La vita è stata impietosa con loro e con molti lo sarà ancora. Sono convinto comunque che qualcosa è calato più in fondo delle altre volte e che ogni Natale è come un  seme che può aprirsi  a nuove possibilità di germoglio.
Sorpresa finale. A ciascuno dei presenti, genitori compresi, sono stati distribuiti piccoli semi di girasole. I miei li ho già piantati.

Domenica 21 dicembre
Avevo sospeso stamattina questa lettera e la finisco ora, di ritorno da un carcere a 120 km. Una novantina di uomini e una dozzina di donne in celle più o meno separate. Sorvolando le rubriche liturgiche ho scelto ancora una volta la lettera a Tito. Ho chiesto che qualcuno mi spiegasse il significato di empietà e equilibrio.
Sicuro di sè, Edimilson non esitò a definire l´empietà come “durezza del cuore”. Rimasi ancor più sorpreso con la definizione di equilibrio: “Una società senza disparità”.  Notabene: la fedina penale di Edimilson parla di rapina a mano armata e omicidio.

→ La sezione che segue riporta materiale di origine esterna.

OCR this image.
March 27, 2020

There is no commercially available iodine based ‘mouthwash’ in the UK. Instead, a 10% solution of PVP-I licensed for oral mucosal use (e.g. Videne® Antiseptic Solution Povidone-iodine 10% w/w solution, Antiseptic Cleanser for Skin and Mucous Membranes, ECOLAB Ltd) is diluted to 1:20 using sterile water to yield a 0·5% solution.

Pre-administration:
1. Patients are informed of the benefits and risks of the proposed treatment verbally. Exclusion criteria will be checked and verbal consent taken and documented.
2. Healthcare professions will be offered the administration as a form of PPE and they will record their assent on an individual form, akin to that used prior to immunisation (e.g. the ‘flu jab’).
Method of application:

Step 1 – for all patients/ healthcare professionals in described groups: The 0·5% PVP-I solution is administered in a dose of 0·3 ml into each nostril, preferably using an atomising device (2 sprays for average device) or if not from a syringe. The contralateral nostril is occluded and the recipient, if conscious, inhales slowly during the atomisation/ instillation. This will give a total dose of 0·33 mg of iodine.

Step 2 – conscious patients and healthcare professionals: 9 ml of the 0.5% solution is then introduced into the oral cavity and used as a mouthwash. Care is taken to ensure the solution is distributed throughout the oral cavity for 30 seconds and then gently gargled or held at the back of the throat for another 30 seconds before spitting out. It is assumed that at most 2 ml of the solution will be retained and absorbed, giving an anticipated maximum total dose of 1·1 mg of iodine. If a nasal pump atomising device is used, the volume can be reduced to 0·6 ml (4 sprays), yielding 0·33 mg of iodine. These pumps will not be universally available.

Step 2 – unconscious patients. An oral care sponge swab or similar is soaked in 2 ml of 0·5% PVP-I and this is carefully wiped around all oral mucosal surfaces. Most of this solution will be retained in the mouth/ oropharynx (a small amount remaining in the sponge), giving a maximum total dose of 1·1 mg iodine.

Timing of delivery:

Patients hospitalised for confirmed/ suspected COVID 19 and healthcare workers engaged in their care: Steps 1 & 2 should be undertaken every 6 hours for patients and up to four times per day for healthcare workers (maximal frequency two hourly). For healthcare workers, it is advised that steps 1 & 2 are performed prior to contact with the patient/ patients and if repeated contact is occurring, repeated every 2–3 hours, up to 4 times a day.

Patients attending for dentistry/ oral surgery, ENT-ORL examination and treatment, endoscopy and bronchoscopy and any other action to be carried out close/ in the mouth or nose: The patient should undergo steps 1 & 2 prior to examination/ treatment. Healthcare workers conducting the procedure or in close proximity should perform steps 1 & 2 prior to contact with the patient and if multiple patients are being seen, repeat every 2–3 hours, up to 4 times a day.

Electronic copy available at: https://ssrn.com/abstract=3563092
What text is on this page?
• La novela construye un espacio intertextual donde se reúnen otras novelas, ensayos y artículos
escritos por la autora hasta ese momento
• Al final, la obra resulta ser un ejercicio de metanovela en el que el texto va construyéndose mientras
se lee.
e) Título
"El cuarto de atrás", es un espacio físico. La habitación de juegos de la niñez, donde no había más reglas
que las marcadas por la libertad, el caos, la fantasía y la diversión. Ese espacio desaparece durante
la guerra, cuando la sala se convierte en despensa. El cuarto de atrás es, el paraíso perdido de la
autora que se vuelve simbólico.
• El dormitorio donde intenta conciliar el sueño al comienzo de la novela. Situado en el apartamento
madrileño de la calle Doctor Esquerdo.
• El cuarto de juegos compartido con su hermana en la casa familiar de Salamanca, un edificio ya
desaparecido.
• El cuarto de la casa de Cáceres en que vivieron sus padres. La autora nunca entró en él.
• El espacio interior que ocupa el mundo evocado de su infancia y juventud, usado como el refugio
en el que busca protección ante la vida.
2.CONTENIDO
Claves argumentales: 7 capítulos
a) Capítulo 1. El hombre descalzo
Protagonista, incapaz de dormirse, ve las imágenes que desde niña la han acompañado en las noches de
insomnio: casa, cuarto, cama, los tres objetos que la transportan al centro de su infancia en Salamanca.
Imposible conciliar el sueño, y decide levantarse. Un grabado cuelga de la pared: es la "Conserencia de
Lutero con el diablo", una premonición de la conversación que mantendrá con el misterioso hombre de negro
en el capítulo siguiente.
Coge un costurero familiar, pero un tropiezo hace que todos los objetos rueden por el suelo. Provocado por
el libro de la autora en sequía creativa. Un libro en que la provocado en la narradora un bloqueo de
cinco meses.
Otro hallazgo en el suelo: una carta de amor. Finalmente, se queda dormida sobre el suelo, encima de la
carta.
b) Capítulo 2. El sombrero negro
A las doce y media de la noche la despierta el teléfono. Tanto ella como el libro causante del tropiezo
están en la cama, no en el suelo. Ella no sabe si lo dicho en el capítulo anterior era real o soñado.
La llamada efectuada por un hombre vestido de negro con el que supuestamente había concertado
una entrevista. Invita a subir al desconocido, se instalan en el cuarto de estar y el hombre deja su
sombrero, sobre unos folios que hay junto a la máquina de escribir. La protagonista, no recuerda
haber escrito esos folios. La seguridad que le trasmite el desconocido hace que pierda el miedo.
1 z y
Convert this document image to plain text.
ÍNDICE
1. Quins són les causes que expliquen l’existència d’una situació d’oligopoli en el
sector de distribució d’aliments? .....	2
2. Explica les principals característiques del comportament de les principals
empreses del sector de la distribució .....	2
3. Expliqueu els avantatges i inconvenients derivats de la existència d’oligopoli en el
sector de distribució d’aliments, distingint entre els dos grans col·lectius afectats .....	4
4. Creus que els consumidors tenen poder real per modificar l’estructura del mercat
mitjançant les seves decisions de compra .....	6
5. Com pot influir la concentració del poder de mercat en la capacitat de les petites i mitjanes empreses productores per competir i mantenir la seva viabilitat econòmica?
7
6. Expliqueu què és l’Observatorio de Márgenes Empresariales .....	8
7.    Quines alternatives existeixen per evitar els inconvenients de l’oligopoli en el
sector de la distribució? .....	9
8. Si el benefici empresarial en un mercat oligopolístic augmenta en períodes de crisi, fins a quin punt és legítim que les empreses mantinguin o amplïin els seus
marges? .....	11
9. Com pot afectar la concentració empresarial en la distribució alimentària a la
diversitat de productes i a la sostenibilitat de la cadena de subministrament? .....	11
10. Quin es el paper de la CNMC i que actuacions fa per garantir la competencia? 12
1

Vi assicuro che fa bene alla mia fede poter vivere il Natale in questo modo. Sentire da vicino la gioia e la speranza di chi non avrebbe alcun motivo per gioire e sperare. E mi convinco sempre più che la Speranza cristiana è attiva e impegnativa. Una Speranza che non viene dalle fredde analisi della realtà sociale o economica ma da tante piccole e grandi scelte di amore concreto e quotidiano in favore dei più deboli ed oppressi.  Una grande rete di gesti di amore.
Questa è la proposta di Gesù. Quando il vangelo ci dice “La Parola si è fatta carne”, è un invito a diventare sempre più umani, come Lui, un Dio che è diventato totalmente e profondamente umano.
Desidero un vero Natale per tutti voi e un Nuovo Anno con rinnovata Speranza. Colgo l’occasione per dirvi che vi sento molto coinvolti in questa mia missione e per ringraziarvi per tanta prova di amicizia e solidarietà.